Equation of a Circle in Standard and General Form

Introduction

The equation of the circle that we use provides us with an algebraic method to describe a circle. In simple terms, an equation represents the circle’s position on the cartesian plane. The equation is different from the formulas used to compute the circle’s circumference and area. It can be used across various problems related to circles in coordinate geometry. 

An equation is required to express a circle on a cartesian plane. If the length of the radius and the centre are known, we can draw a circle quickly on a paper piece. We will get to know all about this equation of a circle, its uses and Two Dimensions-Equation of a Circle in Standard and General Form from this article.

What is this equation of a circle?

It is an equation that represents and tells us the circle’s position on the cartesian plane. This equation gives us the algebraic method to describe a circle. The equation is different from the formulas used to compute the circle’s circumference and area.

The equation can be used across several problems related to circles in coordinate geometry. It is supposed to express a circle on a cartesian plane. A circle can be drawn easily on a paper piece if the length of the radius and the centre are known. The most important parts of the circle’s equation are Two Dimensions-Equation of a Circle in Standard and General Form.

Equations of circle types/forms

The circle’s equation is required to express a circle on a cartesian plane. If the centre and the length of the radius of a particular circle are known, we can easily draw it on a paper piece. If the centre’s coordinates and radius are known, we can draw a circle on a cartesian plane. There are several forms to express a circle. But this equation of circle has two dimensions: elevation of a Circle in Standard and General Form, which is the most important.

• Standard form
• Polar form
• General form
• Parametric form

General form: The equation used in this equation is x2 + y2 + 2gx + 2fy + c = 0. This is used to find the coordinates and the radius of the circle (g,f,c being constants). The general equation/form of the circle makes it a bit difficult to find meaningful properties about the given circle. Completing the square formula converts the general form to the standard form. This form is the most common one, and this circle’s equation has Two Dimensions-Equation of a Circle in Standard and in General Form that is used the most.

Standard form: This method gives the exact information regarding the centre and radius of the circle. It is effortless to read the centre and radius of the circle. The distance formula is applied between points. This is another part of this circle’s equation that is the most common, and it has Two Dimensions-Equation of a Circle in Standard and in General Form that we use commonly.

r=√((x2-x1)²+(y2-y1)²)

After this, when we square both sides, we get the standard form of the equation of the circle.

(x2-x1)²+(y2-y1)²=r2

Parametric form: The general form of this circle’s equation is the same as the parametric form of a circle’s equation. The point on the circle boundary is usually taken as (x,y). The joining of this point through a line and the centre of the circle (-h,-k) makes an angle θ. This equation is x2 + y2 + 2hx + 2ky + C = 0, in this x = -h + rcosθ and y = -k + rsinθ.
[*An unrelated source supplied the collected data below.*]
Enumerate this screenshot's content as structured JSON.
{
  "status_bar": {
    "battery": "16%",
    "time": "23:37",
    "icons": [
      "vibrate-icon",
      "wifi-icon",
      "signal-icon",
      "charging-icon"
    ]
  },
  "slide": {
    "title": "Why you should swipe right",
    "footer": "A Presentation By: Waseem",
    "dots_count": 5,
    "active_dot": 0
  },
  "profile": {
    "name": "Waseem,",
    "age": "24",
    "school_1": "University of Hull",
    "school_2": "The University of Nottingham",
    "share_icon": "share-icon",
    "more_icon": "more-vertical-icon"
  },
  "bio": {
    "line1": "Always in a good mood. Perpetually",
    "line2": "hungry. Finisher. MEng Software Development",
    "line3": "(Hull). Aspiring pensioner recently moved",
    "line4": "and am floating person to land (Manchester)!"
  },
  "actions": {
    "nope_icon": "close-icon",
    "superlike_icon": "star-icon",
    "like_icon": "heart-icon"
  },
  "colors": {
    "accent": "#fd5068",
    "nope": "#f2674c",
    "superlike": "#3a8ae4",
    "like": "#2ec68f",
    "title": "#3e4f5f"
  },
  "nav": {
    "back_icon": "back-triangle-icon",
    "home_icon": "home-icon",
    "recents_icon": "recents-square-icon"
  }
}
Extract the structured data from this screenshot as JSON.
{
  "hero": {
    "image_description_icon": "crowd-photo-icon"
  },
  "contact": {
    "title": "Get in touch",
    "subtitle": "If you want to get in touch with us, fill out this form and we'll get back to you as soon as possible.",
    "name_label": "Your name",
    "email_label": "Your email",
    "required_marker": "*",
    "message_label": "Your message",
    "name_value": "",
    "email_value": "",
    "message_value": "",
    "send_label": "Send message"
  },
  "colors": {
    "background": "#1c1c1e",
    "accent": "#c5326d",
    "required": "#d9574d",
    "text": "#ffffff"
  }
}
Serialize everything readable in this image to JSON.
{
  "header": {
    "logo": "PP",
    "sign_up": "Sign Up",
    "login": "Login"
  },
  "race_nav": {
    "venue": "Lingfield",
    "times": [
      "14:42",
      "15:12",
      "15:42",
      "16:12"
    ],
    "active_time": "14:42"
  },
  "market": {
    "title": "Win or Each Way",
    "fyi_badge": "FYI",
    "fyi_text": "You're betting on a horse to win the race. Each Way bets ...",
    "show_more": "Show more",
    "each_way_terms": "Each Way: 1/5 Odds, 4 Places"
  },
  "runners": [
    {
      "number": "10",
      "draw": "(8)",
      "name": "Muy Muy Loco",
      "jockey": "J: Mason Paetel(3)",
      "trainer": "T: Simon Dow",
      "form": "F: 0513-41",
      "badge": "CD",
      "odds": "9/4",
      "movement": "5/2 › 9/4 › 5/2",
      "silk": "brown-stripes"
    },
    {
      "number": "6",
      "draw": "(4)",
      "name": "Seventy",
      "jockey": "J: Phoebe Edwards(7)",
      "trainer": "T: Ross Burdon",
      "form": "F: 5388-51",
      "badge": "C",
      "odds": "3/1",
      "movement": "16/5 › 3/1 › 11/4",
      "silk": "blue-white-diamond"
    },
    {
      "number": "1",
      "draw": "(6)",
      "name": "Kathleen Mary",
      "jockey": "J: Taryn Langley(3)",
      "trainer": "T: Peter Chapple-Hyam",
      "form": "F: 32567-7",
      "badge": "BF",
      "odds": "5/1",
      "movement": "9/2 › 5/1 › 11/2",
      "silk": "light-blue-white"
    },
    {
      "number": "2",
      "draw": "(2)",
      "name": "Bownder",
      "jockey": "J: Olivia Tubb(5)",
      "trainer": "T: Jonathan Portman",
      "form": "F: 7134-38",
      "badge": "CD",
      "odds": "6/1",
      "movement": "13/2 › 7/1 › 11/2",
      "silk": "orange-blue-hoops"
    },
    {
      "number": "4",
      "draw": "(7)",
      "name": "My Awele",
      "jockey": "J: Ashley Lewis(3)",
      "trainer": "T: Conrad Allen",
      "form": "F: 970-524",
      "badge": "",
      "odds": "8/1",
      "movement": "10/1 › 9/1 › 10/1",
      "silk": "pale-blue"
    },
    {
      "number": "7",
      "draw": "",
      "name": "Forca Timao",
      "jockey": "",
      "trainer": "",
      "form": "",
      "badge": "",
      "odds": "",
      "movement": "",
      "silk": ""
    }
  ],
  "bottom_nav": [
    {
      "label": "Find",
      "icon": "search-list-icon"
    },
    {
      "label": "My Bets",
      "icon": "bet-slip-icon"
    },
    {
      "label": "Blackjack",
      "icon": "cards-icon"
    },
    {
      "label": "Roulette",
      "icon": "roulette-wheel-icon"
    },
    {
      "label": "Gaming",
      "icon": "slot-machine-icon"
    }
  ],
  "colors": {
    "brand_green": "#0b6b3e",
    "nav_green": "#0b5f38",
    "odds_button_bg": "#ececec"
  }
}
Polar form: This polar equation (a polar form of the equation) is comparable to the parametric form of this circle’s equation. The polar form of this circle’s equation is usually written for the circle centred at the origin.

We use a point P(rcosθ, rsinθ) on the circle’s boundary, r is the distance from the origin to the point. We have this equation of the circle centred at the origin, and we have the radius ‘p’, which is x2 + y2 = p2.

We substitute this value of x = rcosθ and y = rsinθ.

(rcosθ)2 + (rsinθ)2 = p2

r2cos2θ + r2sin2θ = p2

r2(cos2θ + sin2θ) = p2

r2(1) = p2

r = p

The formula for the equation of a circle

This circle’s equation is used to provide an algebraic method to describe a circle. The formulas used to calculate a circle’s area and circumference are different from this circle’s equation. This circle’s equation is used in various problems across circles in coordinate geometry.

This circle’s equation represents a circle’s position in a cartesian plane. We can note this circle’s equation if we have the length and coordinates of the circle’s centre. A circle represents a locus of points with a constant value of the distance from a fixed point. We use two-equations of a circle the most times, Two Dimensions-Circle’s equation in Standard and General Form; these are the two most common forms.

Conclusion

This equation of the circle that we use provides us with an algebraic method to describe a circle. This circle’s equation is very different from the formula that we use to compute the circumference and the area of a circle. This circle’s equation is used widely in many problems of circles in coordinate geometry.

This circle’s equation is required to express a circle on the cartesian plane. If the length of its radius and the centre of the circle are known, we can draw a circle. We can also draw a cartesian plane if we have the coordinates of the radius and the centre of the circle.